Real Clothes for Real Kids!
You’ve asked us for children’s clothing as well made and historically accurate as our other offerings, and here they are!
Research indicates that medieval children were swaddled for the first few months to a year of life. Current wisdom being that children's bones were "soft" and swaddling made their limbs grow straight.
After the swaddling phase, average (non-royal, or not extremely wealthy children) male and female children were dressed uniformly in a shirt or smock and an apron/pinafore/surcoat. Jean Fouquet’s illumination for“St. Anne and the Three Marys" in the Hours of Etienne Chevalier (Biblioteque Nationale de France, NAL 1416, 1452-60) shows this very clearly.
Although Fouquet is 15th C., there are numerous examples of this style from the 12th-16th C in manuscripts such as the Macijiowski Bible as well as later works by Bruegel and engravings by Holbein (Les Simulachres et historiees faces de la Mort, Lyon, 1538). Sometimes the apron is omitted, as in the boys cockfighting on Shrove Tuesday in the Lutrell Psalter (Bodleian Library, MS Bodley 264, fol. 50r.) Children were dressed this way until about the age of 5 or 6, when they begin wearing simplified versions of their parent's styles. Pieter Bruegel provides wonderful examples of this in his painting "Children's Games" (Kunsthistorisches Museum, Vienna, 1559-60)

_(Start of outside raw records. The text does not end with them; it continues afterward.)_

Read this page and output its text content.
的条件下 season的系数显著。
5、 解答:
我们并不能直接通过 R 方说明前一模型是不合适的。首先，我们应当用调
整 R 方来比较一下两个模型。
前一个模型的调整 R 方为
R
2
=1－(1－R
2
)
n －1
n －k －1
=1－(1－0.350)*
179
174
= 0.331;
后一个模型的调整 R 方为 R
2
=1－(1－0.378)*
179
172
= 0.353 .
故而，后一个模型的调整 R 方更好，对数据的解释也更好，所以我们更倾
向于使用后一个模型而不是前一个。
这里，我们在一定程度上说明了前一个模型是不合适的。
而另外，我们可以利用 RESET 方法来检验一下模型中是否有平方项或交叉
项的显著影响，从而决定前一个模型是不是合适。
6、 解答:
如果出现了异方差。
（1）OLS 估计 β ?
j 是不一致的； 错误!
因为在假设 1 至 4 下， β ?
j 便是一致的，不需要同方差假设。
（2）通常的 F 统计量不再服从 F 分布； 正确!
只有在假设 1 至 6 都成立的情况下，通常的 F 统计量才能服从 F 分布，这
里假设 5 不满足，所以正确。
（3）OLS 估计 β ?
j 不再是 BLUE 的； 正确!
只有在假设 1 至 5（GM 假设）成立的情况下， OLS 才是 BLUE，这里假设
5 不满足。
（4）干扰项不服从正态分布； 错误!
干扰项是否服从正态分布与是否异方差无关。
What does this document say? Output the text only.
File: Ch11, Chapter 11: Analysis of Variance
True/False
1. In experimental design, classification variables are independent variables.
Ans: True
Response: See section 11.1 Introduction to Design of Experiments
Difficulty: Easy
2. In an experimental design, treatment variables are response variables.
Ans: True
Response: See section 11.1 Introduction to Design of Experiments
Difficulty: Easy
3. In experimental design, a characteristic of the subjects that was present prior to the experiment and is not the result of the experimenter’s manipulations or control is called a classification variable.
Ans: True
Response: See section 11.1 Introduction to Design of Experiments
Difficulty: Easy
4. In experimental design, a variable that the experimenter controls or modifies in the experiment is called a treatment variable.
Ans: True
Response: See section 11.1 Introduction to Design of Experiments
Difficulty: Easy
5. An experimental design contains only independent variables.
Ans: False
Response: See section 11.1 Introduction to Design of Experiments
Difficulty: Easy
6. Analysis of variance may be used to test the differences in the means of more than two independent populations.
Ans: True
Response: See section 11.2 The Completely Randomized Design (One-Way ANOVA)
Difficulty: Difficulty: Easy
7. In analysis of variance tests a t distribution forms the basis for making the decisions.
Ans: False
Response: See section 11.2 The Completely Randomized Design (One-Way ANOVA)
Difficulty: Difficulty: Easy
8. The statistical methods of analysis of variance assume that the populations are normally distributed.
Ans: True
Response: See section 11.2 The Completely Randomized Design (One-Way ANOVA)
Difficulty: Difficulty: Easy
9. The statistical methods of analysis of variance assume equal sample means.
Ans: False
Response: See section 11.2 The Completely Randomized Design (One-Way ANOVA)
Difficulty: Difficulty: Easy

As a result of the research, we have created a mix and match assortment of smocks, surcoats, tunics, braies and chausses to fit children from 12 months to 12 years. Where possible garments are cut on historical patterns; gowns and smocks are taken from the Skjoldehamn Kyrtle, Tunic on the Bocksten tunic, chausses on the Herjolfsnes no.88 and London hose patterns.
Our testers discovered that short tunics intended for older kids made wonderful long gowns for younger children. Older children love to wear the surcoat as a tabard, and parents liked the flexibility of putting young children in just the surcoat over a diaper in hot weather. All pieces are made in the same high quality linens as our other clothing, and we've selected a range of colours which appeal to children and parents alike. Each item has the measurements detailed for purchasing ease.
To determine correct size in each garment, measure your child as follows and compare to the charts given with each garment.
Length- Measure from the top of child's shoulder to hem. Length given in chart is the actual length of the garment. Please allow for safe ground clearance, or hemming.
Sleeve- Measure from the middle of child's back to wrist.
Chest- Measure around fullest part. Measurement given on chart allows for 4" of ease between child's measurement and actual garment size.
Waist- Measure around point of child's tummy where his or her pants sit. Measurement given allows 3" of gathering at waist.
Chausses- Measure around fullest part of child's leg, and from high crotch to floor. Thigh and calf measurements allows for body ease. Inseam measurement given allows no ease.